Goldman Sachs’ David Solomon on Adapting to Disruption

Goldman Sachs’ David Solomon on Adapting to Disruption

McKinsey – M&A
McKinsey – M&AApr 15, 2026

Why It Matters

Goldman’s AI timeline and OneGS transformation signal how a leading bank plans to capture future growth while navigating short‑term market pressures, setting a benchmark for the financial sector’s digital evolution.

Key Takeaways

  • AI investment expected to boost earnings by 2027-28
  • Goldman doubled revenue from $36B to $60B since 2020
  • OneGS strategy breaks silos, unifies client service
  • Fiscal stimulus and deregulation support market resilience
  • Headcount flatlining drives efficiency for AI adoption

Pulse Analysis

The macro environment that Goldman Sachs operates in remains unusually supportive. After the pandemic, U.S. policymakers kept fiscal stimulus flowing, and both parties have embraced a more expansionary stance. Coupled with a modest deregulatory wave, these tailwinds have helped stabilize equity markets and preserve liquidity for large enterprises. At the same time, trade policy uncertainty introduces a modest drag, but the overall backdrop remains constructive for banks that can leverage capital to fund technology and growth initiatives.

Within this context, Goldman has undertaken a deliberate cultural and strategic reset. The OneGS (One Goldman Sachs) program, now in its third iteration, dismantles legacy product silos and aligns incentives across its Global Banking & Markets and Asset & Wealth Management divisions. By concentrating on core competencies and discarding non‑core activities, the firm has accelerated revenue growth from $36 billion in 2019 to $60 billion, while earnings per share have more than doubled. This disciplined focus not only improves shareholder returns but also positions the bank to capture new opportunities as client needs evolve.

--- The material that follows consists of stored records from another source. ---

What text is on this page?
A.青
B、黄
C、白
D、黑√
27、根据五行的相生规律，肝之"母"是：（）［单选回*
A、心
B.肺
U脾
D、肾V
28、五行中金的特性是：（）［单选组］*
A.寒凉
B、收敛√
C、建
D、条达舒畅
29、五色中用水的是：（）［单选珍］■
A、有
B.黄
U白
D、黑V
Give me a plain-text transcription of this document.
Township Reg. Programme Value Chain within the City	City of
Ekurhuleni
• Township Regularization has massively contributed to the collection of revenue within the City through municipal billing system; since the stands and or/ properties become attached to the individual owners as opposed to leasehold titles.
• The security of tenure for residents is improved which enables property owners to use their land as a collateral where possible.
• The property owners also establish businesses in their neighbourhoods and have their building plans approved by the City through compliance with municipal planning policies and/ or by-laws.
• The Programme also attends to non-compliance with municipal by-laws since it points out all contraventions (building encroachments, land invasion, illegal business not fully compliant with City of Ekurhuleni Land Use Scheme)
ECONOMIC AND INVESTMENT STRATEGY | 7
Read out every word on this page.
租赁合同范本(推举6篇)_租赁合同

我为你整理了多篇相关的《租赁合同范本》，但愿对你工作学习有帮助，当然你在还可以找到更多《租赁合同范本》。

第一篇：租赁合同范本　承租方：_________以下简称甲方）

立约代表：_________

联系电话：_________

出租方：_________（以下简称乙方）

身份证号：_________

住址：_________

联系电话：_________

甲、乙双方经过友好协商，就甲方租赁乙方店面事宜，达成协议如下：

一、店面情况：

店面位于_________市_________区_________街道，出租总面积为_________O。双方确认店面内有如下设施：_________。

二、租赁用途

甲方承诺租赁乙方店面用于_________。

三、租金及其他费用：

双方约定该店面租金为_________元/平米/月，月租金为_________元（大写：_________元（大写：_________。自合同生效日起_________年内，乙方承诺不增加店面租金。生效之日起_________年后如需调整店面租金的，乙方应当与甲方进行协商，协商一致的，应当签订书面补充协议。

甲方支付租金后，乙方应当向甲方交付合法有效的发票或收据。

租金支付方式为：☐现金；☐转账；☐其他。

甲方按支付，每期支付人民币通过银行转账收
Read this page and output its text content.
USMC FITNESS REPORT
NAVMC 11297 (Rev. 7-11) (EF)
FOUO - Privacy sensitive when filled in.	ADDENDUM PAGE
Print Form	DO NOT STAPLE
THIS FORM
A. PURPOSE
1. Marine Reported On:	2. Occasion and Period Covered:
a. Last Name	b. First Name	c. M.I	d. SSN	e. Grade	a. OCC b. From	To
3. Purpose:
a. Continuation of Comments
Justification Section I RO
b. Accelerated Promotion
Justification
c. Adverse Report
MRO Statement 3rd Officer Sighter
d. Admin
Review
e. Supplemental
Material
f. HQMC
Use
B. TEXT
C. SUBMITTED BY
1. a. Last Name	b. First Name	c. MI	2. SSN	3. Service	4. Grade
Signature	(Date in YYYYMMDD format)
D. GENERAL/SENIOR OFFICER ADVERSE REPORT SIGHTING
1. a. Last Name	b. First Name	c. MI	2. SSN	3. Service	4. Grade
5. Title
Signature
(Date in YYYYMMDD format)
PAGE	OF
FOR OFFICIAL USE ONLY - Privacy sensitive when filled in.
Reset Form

Solomon’s outlook on artificial intelligence underscores a realistic timeline: early pilots are underway, but meaningful efficiency gains and reinvestment potential are expected in 2027‑28. The bank is re‑engineering six key processes to embed generative and agentic AI, aiming to free up capital for higher‑margin growth. While the short‑term impact may appear modest, the long‑term upside could reshape cost structures across the industry, prompting competitors to accelerate their own AI roadmaps. Goldman’s measured approach—balancing headcount stability with technology‑driven productivity—offers a playbook for large financial institutions navigating the AI disruption curve.